興趣つきぬ日々

僅椒亭余白 (きんしょうてい よはく) の美酒・美味探訪 & 世相観察

出船の用意

2012-02-29 | 言葉ウォッチング

「出船の用意」

これはわたしが中学生の時に、校長先生が毎週月曜の全校朝会で話してくれた 「訓話」 の中にあった言葉だ。

意味は、漁師は海でのその日の漁が終わると、船を舳先が海側に向かう形で引き上げ、浜に据え置く。 なぜなら翌朝再び漁に出るとき、スッとそのまま出ることができるからだ。 これを出船の用意という。
(生徒に対して) あなたたちも前夜のうちに、翌朝そのまま家を出られるように必要な持ち物をそろえ (宿題なども済まし)、準備しておくといいですよというような諭しであったと思う。

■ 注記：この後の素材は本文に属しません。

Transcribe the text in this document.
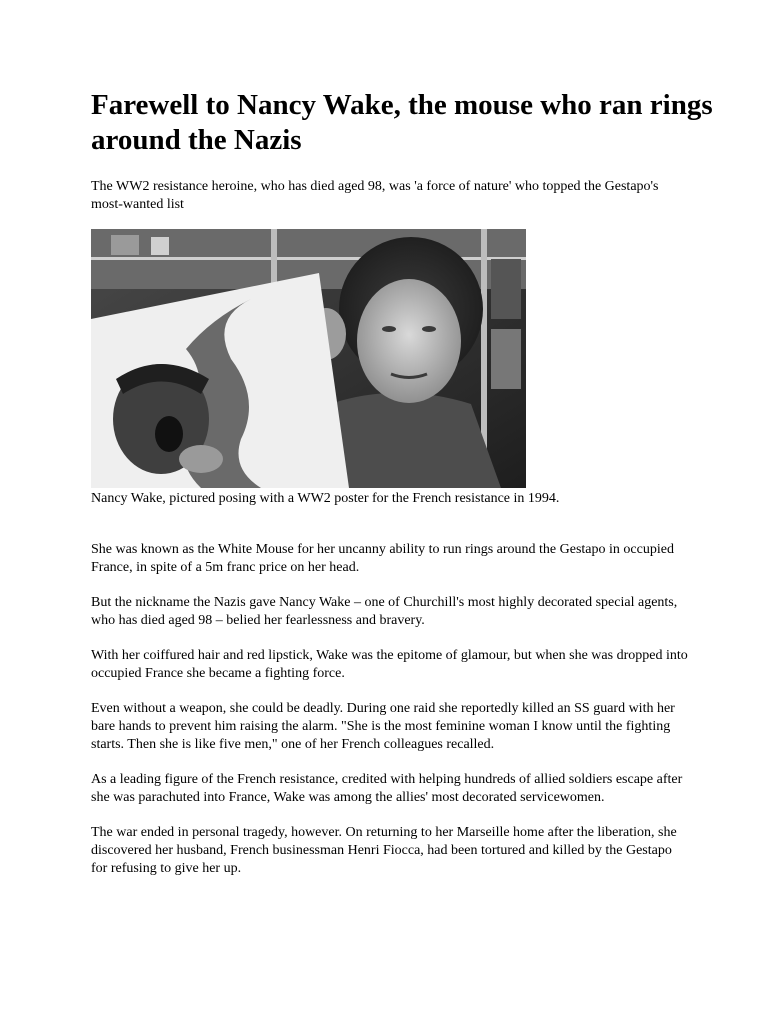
Farewell to Nancy Wake, the mouse who ran rings around the Nazis

The WW2 resistance heroine, who has died aged 98, was 'a force of nature' who topped the Gestapo's most-wanted list

Nancy Wake, pictured posing with a WW2 poster for the French resistance in 1994.

She was known as the White Mouse for her uncanny ability to run rings around the Gestapo in occupied France, in spite of a 5m franc price on her head.

But the nickname the Nazis gave Nancy Wake – one of Churchill's most highly decorated special agents, who has died aged 98 – belied her fearlessness and bravery.

With her coiffured hair and red lipstick, Wake was the epitome of glamour, but when she was dropped into occupied France she became a fighting force.

Even without a weapon, she could be deadly. During one raid she reportedly killed an SS guard with her bare hands to prevent him raising the alarm. "She is the most feminine woman I know until the fighting starts. Then she is like five men," one of her French colleagues recalled.

As a leading figure of the French resistance, credited with helping hundreds of allied soldiers escape after she was parachuted into France, Wake was among the allies' most decorated servicewomen.

The war ended in personal tragedy, however. On returning to her Marseille home after the liberation, she discovered her husband, French businessman Henri Fiocca, had been tortured and killed by the Gestapo for refusing to give her up.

物覚えの悪いわたしではあるが、海に向かって置かれた船のイメージとともに、なぜか何十年も経った今もこの言葉をよく憶えている。K先生という、校長先生の名前まで憶えている。

先日、地下鉄都営新宿線の電車に乗っていて、車内広告の中にこんな言葉を見つけた。

「先を見て齊(ととの)える」

和洋九段女子中学校の広告の中にあった言葉だ。 この学校の校訓のようである。
後の結果を事前に予想し、前もって準備を調えよ、という教えであろう。

いつも切羽詰ってから慌てふためく自分を棚に上げていえば、これはまったくその通り。 仕事なり人生の勘どころを押さえた名言である。
中学時代のK校長先生の 「出船の用意」 も、ほんとうはこういう広い意味をもったものなのかもしれない。

この 「先を見て齊える」 と 「出船の用意」 の、二つの出典を知りたいと思い、最近小学館から出た 『故事俗信 ことわざ大辞典 第二版』(北村孝一・監修) を見てみた。

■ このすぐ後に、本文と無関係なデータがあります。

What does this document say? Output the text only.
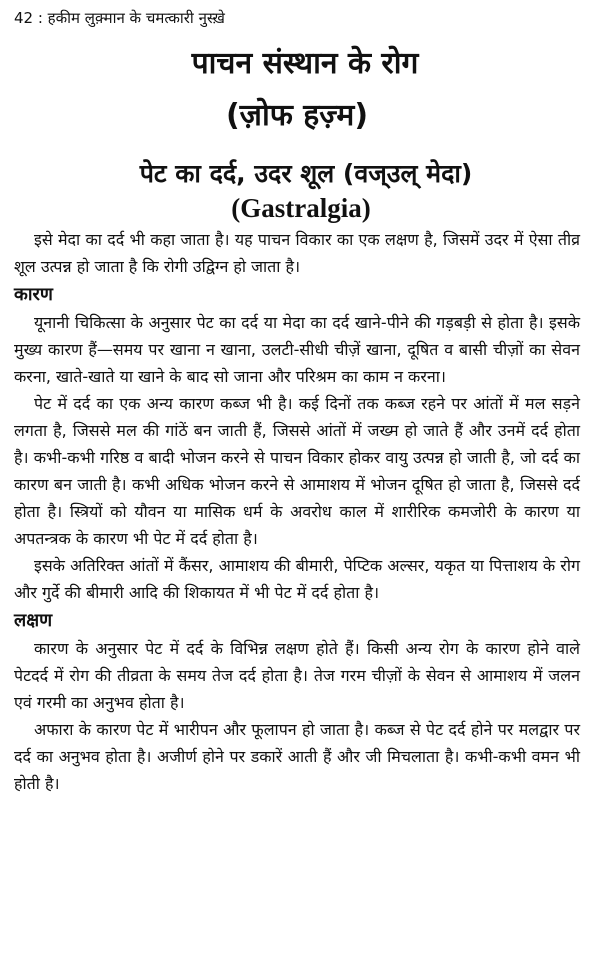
42 : हकीम लुक़्मान के चमत्कारी नुस्ख़े
पाचन संस्थान के रोग
(ज़ोफ हज़्म)
पेट का दर्द, उदर शूल (वज्उल् मेदा)
(Gastralgia)

इसे मेदा का दर्द भी कहा जाता है। यह पाचन विकार का एक लक्षण है, जिसमें उदर में ऐसा तीव्र शूल उत्पन्न हो जाता है कि रोगी उद्विग्न हो जाता है।

कारण

यूनानी चिकित्सा के अनुसार पेट का दर्द या मेदा का दर्द खाने-पीने की गड़बड़ी से होता है। इसके मुख्य कारण हैं—समय पर खाना न खाना, उलटी-सीधी चीज़ें खाना, दूषित व बासी चीज़ों का सेवन करना, खाते-खाते या खाने के बाद सो जाना और परिश्रम का काम न करना।

पेट में दर्द का एक अन्य कारण कब्ज भी है। कई दिनों तक कब्ज रहने पर आंतों में मल सड़ने लगता है, जिससे मल की गांठें बन जाती हैं, जिससे आंतों में जख्म हो जाते हैं और उनमें दर्द होता है। कभी-कभी गरिष्ठ व बादी भोजन करने से पाचन विकार होकर वायु उत्पन्न हो जाती है, जो दर्द का कारण बन जाती है। कभी अधिक भोजन करने से आमाशय में भोजन दूषित हो जाता है, जिससे दर्द होता है। स्त्रियों को यौवन या मासिक धर्म के अवरोध काल में शारीरिक कमजोरी के कारण या अपतन्त्रक के कारण भी पेट में दर्द होता है।

इसके अतिरिक्त आंतों में कैंसर, आमाशय की बीमारी, पेप्टिक अल्सर, यकृत या पित्ताशय के रोग और गुर्दे की बीमारी आदि की शिकायत में भी पेट में दर्द होता है।

लक्षण

कारण के अनुसार पेट में दर्द के विभिन्न लक्षण होते हैं। किसी अन्य रोग के कारण होने वाले पेटदर्द में रोग की तीव्रता के समय तेज दर्द होता है। तेज गरम चीज़ों के सेवन से आमाशय में जलन एवं गरमी का अनुभव होता है।

अफारा के कारण पेट में भारीपन और फूलापन हो जाता है। कब्ज से पेट दर्द होने पर मलद्वार पर दर्द का अनुभव होता है। अजीर्ण होने पर डकारें आती हैं और जी मिचलाता है। कभी-कभी वमन भी होती है।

この二つは残念ながら採られてなかったが、たまたま 「宵の苦は明日(あした)の楽」 という項目を見つけた。 解説は 「前日の夜のうちに苦労をしておけば、翌日は楽になる」 とある。 これはこの二つに近いかもしれない。






ところで、この故事俗信 ことわざ大辞典 第二版 (小学館) は、たいへんによく出来ている。

43,000項目という日本最大の項目数を誇り、解説にはことわざ研究の最新の成果が盛り込まれている。
古今の文献・文学作品からの用例も豊富で、まさにことわざ辞典の決定版。

人生の真実、生活の知恵の結晶が詰まった一冊 である。